O silêncio do presidente coincidiu com o período em que ele revelou ter contraído COVID-19 e com a prisão de Fabrício Queiroz — ex-assessor de Flávio Bolsonaro e amigo de Jair há décadas.
Bolsonaro, contudo, ameaçou agredir um repórter no domingo (23) após ser perguntado sobre os cheques que Queiroz depositou para a primeira-dama e disse, na segunda-feira (24), que um "bundão" da imprensa tem menos chances de sobreviver à COVID-19 do que ele, por seu "histórico de atleta".
"Nunca houve Bolsonaro paz e amor. O que houve foi um Bolsonaro acuado e acuado pela prisão do Queiroz, pelas investigações em torno do caso da rachadinha, dos depósitos na conta da esposa, enfim, de tudo aquilo que de alguma maneira envolveu a própria família nos malfeitos na Assembleia Legislativa [do Rio de Janeiro] ou mesmo na vida parlamentar da família Bolsonaro de maneira geral", afirma Couto à Sputnik Brasil.
O professor da Fundação Getúlio Vargas (FGV) avalia que o "medo" causado pela prisão de Queiroz e a existência de "muita coisa difícil de explicar" envolvendo o ex-assessor de Flávio ajudam a desvendar a movimentação recente do Palácio do Planalto.
Queiroz e Jair se conheceram na Brigada Paraquedista do Exército em 1984, segundo reportagem da revista Época. Queiroz acumulou dez casos de autos de resistência durante sua atuação como policial militar no Rio de Janeiro, aponta a revista Veja. Auto de resistência é o termo utilizado quando um membro da força policial mata uma pessoa que apresentou resistência. Um desses homicídios foi cometido ao lado do tenente Adriano da Nóbrega, que atuou como miliciano até ser morto na Bahia.

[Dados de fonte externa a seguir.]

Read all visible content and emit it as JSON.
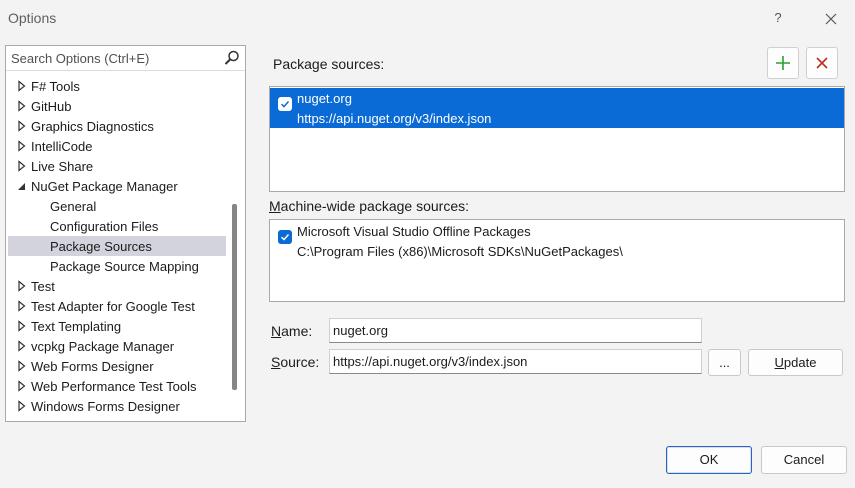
{
  "window": {
    "title": "Options",
    "help_label": "?"
  },
  "search": {
    "placeholder": "Search Options (Ctrl+E)"
  },
  "tree": {
    "items": [
      {
        "label": "F# Tools",
        "level": 0,
        "expanded": false
      },
      {
        "label": "GitHub",
        "level": 0,
        "expanded": false
      },
      {
        "label": "Graphics Diagnostics",
        "level": 0,
        "expanded": false
      },
      {
        "label": "IntelliCode",
        "level": 0,
        "expanded": false
      },
      {
        "label": "Live Share",
        "level": 0,
        "expanded": false
      },
      {
        "label": "NuGet Package Manager",
        "level": 0,
        "expanded": true
      },
      {
        "label": "General",
        "level": 1
      },
      {
        "label": "Configuration Files",
        "level": 1
      },
      {
        "label": "Package Sources",
        "level": 1,
        "selected": true
      },
      {
        "label": "Package Source Mapping",
        "level": 1
      },
      {
        "label": "Test",
        "level": 0,
        "expanded": false
      },
      {
        "label": "Test Adapter for Google Test",
        "level": 0,
        "expanded": false
      },
      {
        "label": "Text Templating",
        "level": 0,
        "expanded": false
      },
      {
        "label": "vcpkg Package Manager",
        "level": 0,
        "expanded": false
      },
      {
        "label": "Web Forms Designer",
        "level": 0,
        "expanded": false
      },
      {
        "label": "Web Performance Test Tools",
        "level": 0,
        "expanded": false
      },
      {
        "label": "Windows Forms Designer",
        "level": 0,
        "expanded": false
      }
    ]
  },
  "package_sources": {
    "heading": "Package sources:",
    "items": [
      {
        "name": "nuget.org",
        "url": "https://api.nuget.org/v3/index.json",
        "checked": true,
        "selected": true
      }
    ]
  },
  "machine_sources": {
    "heading_underlined": "M",
    "heading_rest": "achine-wide package sources:",
    "items": [
      {
        "name": "Microsoft Visual Studio Offline Packages",
        "url": "C:\\Program Files (x86)\\Microsoft SDKs\\NuGetPackages\\",
        "checked": true
      }
    ]
  },
  "form": {
    "name_label_underlined": "N",
    "name_label_rest": "ame:",
    "name_value": "nuget.org",
    "source_label_underlined": "S",
    "source_label_rest": "ource:",
    "source_value": "https://api.nuget.org/v3/index.json",
    "browse_label": "...",
    "update_label_underlined": "U",
    "update_label_rest": "pdate"
  },
  "footer": {
    "ok_label": "OK",
    "cancel_label": "Cancel"
  },
  "colors": {
    "accent": "#0a6bd6",
    "add_icon": "#2f9e2f",
    "remove_icon": "#c42b1c",
    "tree_selection": "#d3d3dd"
  }
}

Queiroz foi detido no sítio do advogado Frederick Wassef, em Atibaia, interior de São Paulo, quando Wassef fazia a representação legal de Jair e Flávio. Nesta terça-feira (25), o jornal O Globo revelou que Wassef pagou uma despesa médica de R$ 10,2 mil de Queiroz em 2018. A movimentação foi identificada pelo Conselho do Controle de Atividades Financeiras, o COAF.
"Como existe muita coisa difícil de explicar nessa seara, o Bolsonaro recuou. Recuou, ficou quieto depois da prisão do Queiroz. Acho que, paradoxalmente, isso produziu benéfico para ele porque, ao ficar quieto, deixando de causar polêmica, ele fez com que muita gente tivesse essa ilusão de que havia um novo Bolsonaro mais moderado, paz e amor, para usar essa expressão que foi usada em um dado momento para o Lula, lá atrás, mas acho que o Lula teve, de fato, um processo de moderação. Não vejo como Bolsonaro possa qualquer dia da vida se tornar moderado, é de seu feitio ser um político extremista", diz Couto.

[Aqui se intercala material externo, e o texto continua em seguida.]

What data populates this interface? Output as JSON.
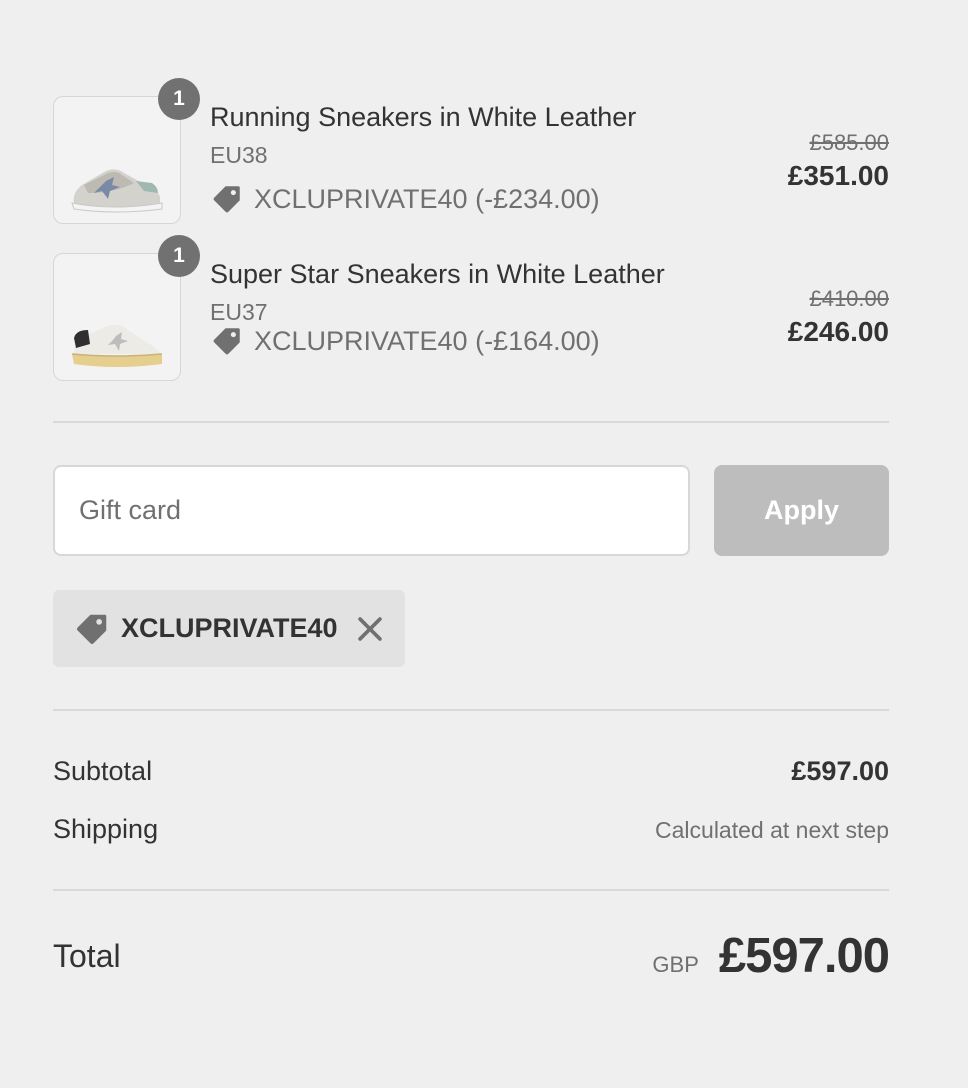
{
  "items": [
    {
      "quantity": "1",
      "title": "Running Sneakers in White Leather",
      "variant": "EU38",
      "discount": "XCLUPRIVATE40 (-£234.00)",
      "original_price": "£585.00",
      "final_price": "£351.00",
      "image": "running-sneaker-thumbnail"
    },
    {
      "quantity": "1",
      "title": "Super Star Sneakers in White Leather",
      "variant": "EU37",
      "discount": "XCLUPRIVATE40 (-£164.00)",
      "original_price": "£410.00",
      "final_price": "£246.00",
      "image": "superstar-sneaker-thumbnail"
    }
  ],
  "gift_card": {
    "placeholder": "Gift card",
    "value": "",
    "apply_label": "Apply"
  },
  "applied_code": {
    "code": "XCLUPRIVATE40",
    "icon": "tag-icon",
    "remove_icon": "close-icon"
  },
  "totals": {
    "subtotal_label": "Subtotal",
    "subtotal_value": "£597.00",
    "shipping_label": "Shipping",
    "shipping_value": "Calculated at next step",
    "total_label": "Total",
    "currency": "GBP",
    "total_value": "£597.00"
  },
  "colors": {
    "background": "#efefef",
    "text": "#333333",
    "muted": "#707070",
    "badge": "#717171",
    "apply_disabled": "#bdbdbd",
    "chip": "#e2e2e2"
  }
}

O cientista político afirma que a "aparente moderação" durou até a aprovação presidencial subir, com a ajuda do auxílio emergencial e da "normalização" da pandemia de COVID-19. A avaliação positiva de Bolsonaro está em 37%, o mais alto índice desde o início de seu mandato.
As "bravatas" presidenciais, contudo, não devem ajudar Bolsonaro para além do efeito de inflamar seus adeptos, diz Couto. "Para quem precisa de apoio no Congresso, articulação para aprovar reformas, ficar criando celeuma dessa maneira com jornalistas, com a sociedade, isso evidentemente não ajuda. Isso pode, claro, inflamar as bases bolsonaristas, mas as bases bolsonaristas não aprovam políticas no Congresso".